Les ebooks, les DRM et moi

Il n'y a pas de détermination mécanique entre innovation technologique et processus économique de production : les innovations deviennent ce que les acteurs en font économiquement. La façon dont les acteurs économiques se saisissent des innovations est au moins aussi importante que les potentialités technologiques inscrites dans celles-ci. Il n'y a pas de déterminisme technologique mécanique.

C'est du moins ce que je me disais alors que les éditeurs français avait fait de moi un délinquant, capable de supprimer un DRM d'un livre électronique.

Depuis 2 mois, je suis l'heureux propriétaire d'un Kindle d'Amazon. L'offre de livres est gigantesque, la livraison instantanée et les livres n'ont plus aucune poids, si ce n'est celui (très faible) de la machine. Idéal dès que l'on est mobile, par conséquent, ou que l'on veut lire des livres en anglais sans avoir à attendre 10 jours d'être livré.

J'ai certes dû mentir et me découvrir une résidence américaine : il existe des restrictions à l'exportation de certains livres électroniques (exemple : le dernier Stiglitz ou Delong). Pour les obtenir, il faut vivre aux Etats-Unis.

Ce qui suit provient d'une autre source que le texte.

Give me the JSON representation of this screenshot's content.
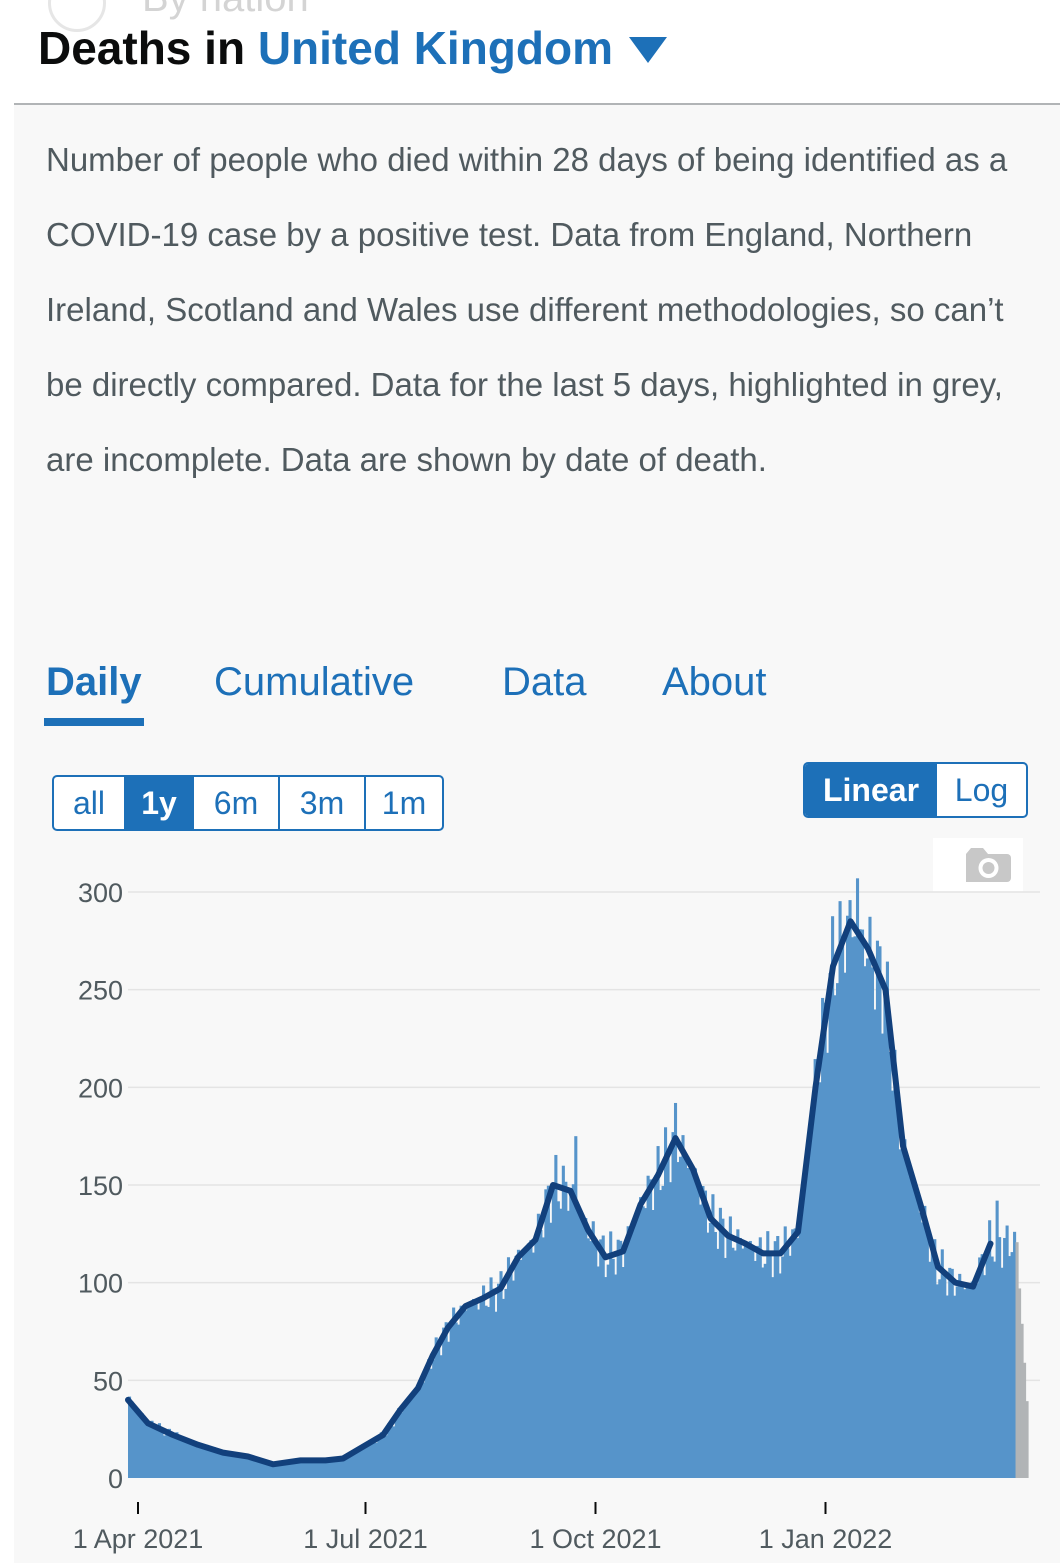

Mais cela n'est pas grand chose face au désert de désolation du paysage éditorial français. L'offre légale de livres récents est quasi inexistante. Pire, les éditeurs n'ont pas su s'entendre : il existe ainsi deux sites principaux. Premièrement, epagine.fr, qui regroupe notamment Gallimard et le Seuil, dans un modèle économique bizarroïde où l'on achète à diverses librairies en France, que l'on peut choisir, et non directement à l'éditeur. Il y a, également, Fnac livre électronique, où l'on trouve notamment Albin Michel.

Cette offre a quatre caractéristiques :

1) elle est dispersée, ce qui implique une recherche pour savoir où trouver le livre que l'on cherche.

2) elle est très faible : quelques milliers de livres au total. Aucun fond, presque exclusivement une sélection de nouveautés.

3) elle est coûteuse : la Fnac vend quasiment au prix du papier (ex : le dernier Cohen/Askenazy coûte 22.5 euros contre 23.75 euros sous forme papier), ce qui n'a aucun sens puisqu'un des avantages de l'édition électronique est de réaliser d'importantes économies de coût (frais d'impression réduit à la mise en forme, pas de magasin, pas de stock, etc.).

4) elle est sous deux formats : ebook et pdf (pour certains livres, on peut avoir le choix entre les deux), protégée par un DRM, qui restreint les supports de lecture : les liseuses qui acceptent ces formats et le logiciel Adobe pour une lecture sur ordinateur.

C'est cette dernière caractéristique qui m'a transformé en délinquant : mon Kindle d'Amazon ne peut pas lire ces formats. Les éditeurs français ont, en effet, une peur extrême du grand méchant américain. Ils ne lui permettent pas de vendre le moindre de leurs livres, et ils vendent les quelques leurs sous un format non compatible avec la liseuse d'Amazon.

Et c'est ainsi que j'ai découvert comment l'on pouvait faire sauter la protection, pour pouvoir lire les livres que j'avais légalement achetés sur mon Kindle. Et que je lis surtout des livres en anglais, ou des livres non couvert par les droits d'auteur.

Ce qu'il y a de fascinant, c'est de voir à quel point les éditeurs français sont en train de reproduire point par point les causes qui ont fait d'une innovation possiblement porteuse de croissance l'origine d'une destruction créatrice majeure dans l'industrie de la musique.

Si le téléchargement illégal s'est développé, c'est en effet :

1) parce que l'offre légale était difficile à trouver et limitée -en tout cas plus limitée et plus difficile d'accès que l'offre non légale.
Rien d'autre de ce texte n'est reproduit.